This is old-style journalism, by Paul von Zielbauer and the NYT. There's still something left in our newspapers. It's a LONG article, an expose on the consequences of outsourcing the care of very vulnerable and often despised people to a for-profit corporation:
...In these two harrowing deaths, state investigators concluded, the culprit was a for-profit corporation, Prison Health Services, that had moved aggressively into New York State in the last decade, winning jail contracts worth hundreds of millions of dollars with an enticing sales pitch: Take the messy and expensive job of providing medical care from overmatched government officials, and give it to an experienced nationwide outfit that could recruit doctors, battle lawsuits and keep costs down.It's a long article, too long for most of us to read in these harried times. View it in full page and scan the middle.
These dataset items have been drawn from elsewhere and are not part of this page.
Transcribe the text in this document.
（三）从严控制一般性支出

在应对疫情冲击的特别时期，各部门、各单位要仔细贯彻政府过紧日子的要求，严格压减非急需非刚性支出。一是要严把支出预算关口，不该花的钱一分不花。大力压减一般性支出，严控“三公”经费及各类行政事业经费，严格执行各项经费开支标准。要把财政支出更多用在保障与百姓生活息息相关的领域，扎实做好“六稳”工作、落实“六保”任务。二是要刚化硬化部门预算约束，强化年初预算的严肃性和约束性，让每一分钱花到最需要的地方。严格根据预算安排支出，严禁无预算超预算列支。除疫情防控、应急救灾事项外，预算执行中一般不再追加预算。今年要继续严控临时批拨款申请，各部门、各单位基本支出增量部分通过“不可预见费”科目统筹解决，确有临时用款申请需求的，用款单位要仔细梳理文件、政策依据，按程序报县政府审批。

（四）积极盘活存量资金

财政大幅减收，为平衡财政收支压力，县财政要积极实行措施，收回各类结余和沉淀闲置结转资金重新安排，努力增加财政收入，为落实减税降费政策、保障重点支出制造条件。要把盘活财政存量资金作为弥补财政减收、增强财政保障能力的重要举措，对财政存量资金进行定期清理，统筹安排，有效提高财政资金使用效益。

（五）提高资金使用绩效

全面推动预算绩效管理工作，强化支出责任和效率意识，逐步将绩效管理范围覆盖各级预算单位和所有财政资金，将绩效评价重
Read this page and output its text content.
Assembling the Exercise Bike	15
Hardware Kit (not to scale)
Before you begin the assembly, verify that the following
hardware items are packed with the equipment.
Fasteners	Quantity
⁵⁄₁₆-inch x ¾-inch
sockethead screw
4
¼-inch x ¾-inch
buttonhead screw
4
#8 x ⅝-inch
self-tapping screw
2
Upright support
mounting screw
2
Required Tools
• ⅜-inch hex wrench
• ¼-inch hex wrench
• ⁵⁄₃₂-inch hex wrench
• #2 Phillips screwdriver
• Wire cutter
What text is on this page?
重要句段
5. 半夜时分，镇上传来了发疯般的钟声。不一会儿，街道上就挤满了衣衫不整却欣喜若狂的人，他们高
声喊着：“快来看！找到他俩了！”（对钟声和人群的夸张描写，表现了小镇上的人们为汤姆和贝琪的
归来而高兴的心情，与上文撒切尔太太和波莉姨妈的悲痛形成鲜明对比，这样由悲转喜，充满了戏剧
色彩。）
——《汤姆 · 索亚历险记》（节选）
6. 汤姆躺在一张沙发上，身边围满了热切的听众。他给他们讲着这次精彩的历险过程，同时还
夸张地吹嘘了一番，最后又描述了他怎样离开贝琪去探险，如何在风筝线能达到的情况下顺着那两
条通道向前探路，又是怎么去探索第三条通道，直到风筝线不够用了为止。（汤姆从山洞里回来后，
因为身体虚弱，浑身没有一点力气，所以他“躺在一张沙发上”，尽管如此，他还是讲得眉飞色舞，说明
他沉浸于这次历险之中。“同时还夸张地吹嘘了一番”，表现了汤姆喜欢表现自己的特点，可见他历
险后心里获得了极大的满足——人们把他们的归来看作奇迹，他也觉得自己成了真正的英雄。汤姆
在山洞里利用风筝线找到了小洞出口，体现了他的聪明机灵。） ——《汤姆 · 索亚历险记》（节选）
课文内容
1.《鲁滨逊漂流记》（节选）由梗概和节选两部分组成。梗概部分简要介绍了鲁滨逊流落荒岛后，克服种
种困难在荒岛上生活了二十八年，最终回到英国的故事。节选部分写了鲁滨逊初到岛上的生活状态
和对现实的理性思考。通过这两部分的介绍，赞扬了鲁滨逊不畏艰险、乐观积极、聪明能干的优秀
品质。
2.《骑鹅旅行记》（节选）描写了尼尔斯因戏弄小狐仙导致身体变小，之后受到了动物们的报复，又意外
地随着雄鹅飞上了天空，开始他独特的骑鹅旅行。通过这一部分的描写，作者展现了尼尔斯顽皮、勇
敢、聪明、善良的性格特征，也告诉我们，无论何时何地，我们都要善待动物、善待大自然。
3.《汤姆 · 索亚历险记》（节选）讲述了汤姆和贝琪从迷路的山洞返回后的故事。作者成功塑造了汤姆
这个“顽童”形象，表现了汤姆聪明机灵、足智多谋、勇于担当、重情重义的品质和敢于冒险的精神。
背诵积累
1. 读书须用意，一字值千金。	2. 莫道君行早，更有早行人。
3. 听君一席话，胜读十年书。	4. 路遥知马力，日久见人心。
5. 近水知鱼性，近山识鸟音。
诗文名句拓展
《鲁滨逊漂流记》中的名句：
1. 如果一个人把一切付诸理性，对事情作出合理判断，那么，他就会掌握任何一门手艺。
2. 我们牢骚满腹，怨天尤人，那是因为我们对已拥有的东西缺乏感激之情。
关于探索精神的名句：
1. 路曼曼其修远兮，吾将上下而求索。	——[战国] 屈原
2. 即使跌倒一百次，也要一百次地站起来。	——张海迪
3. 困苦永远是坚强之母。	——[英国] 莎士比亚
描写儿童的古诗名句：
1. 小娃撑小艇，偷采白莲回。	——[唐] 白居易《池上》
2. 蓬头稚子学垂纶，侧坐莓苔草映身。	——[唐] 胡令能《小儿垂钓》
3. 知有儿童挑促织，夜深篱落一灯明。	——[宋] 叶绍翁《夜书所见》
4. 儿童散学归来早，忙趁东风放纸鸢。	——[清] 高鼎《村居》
A yearlong examination of Prison Health by The New York Times reveals repeated instances of medical care that has been flawed and sometimes lethal. The company's performance around the nation has provoked criticism from judges and sheriffs, lawsuits from inmates' families and whistle-blowers, and condemnations by federal, state and local authorities. The company has paid millions of dollars in fines and settlements...
Even if you don't care about prisoners (who does these days?), the lessons apply whenever a vulnerable population (nursing home, indigent, cognitively impaired, psychiatric, the poor, prisoners) has their care managed by a for-profit consolidated entity. In the absence of the human safeguards of intimacy, in the absence of powerful regulation and observation, driven by the ferocious natural selection of the marketplace, these entities will inevitably morph into a machine for disposing of the inconvenient. It is a progression as certain as the arc of a thrown rock.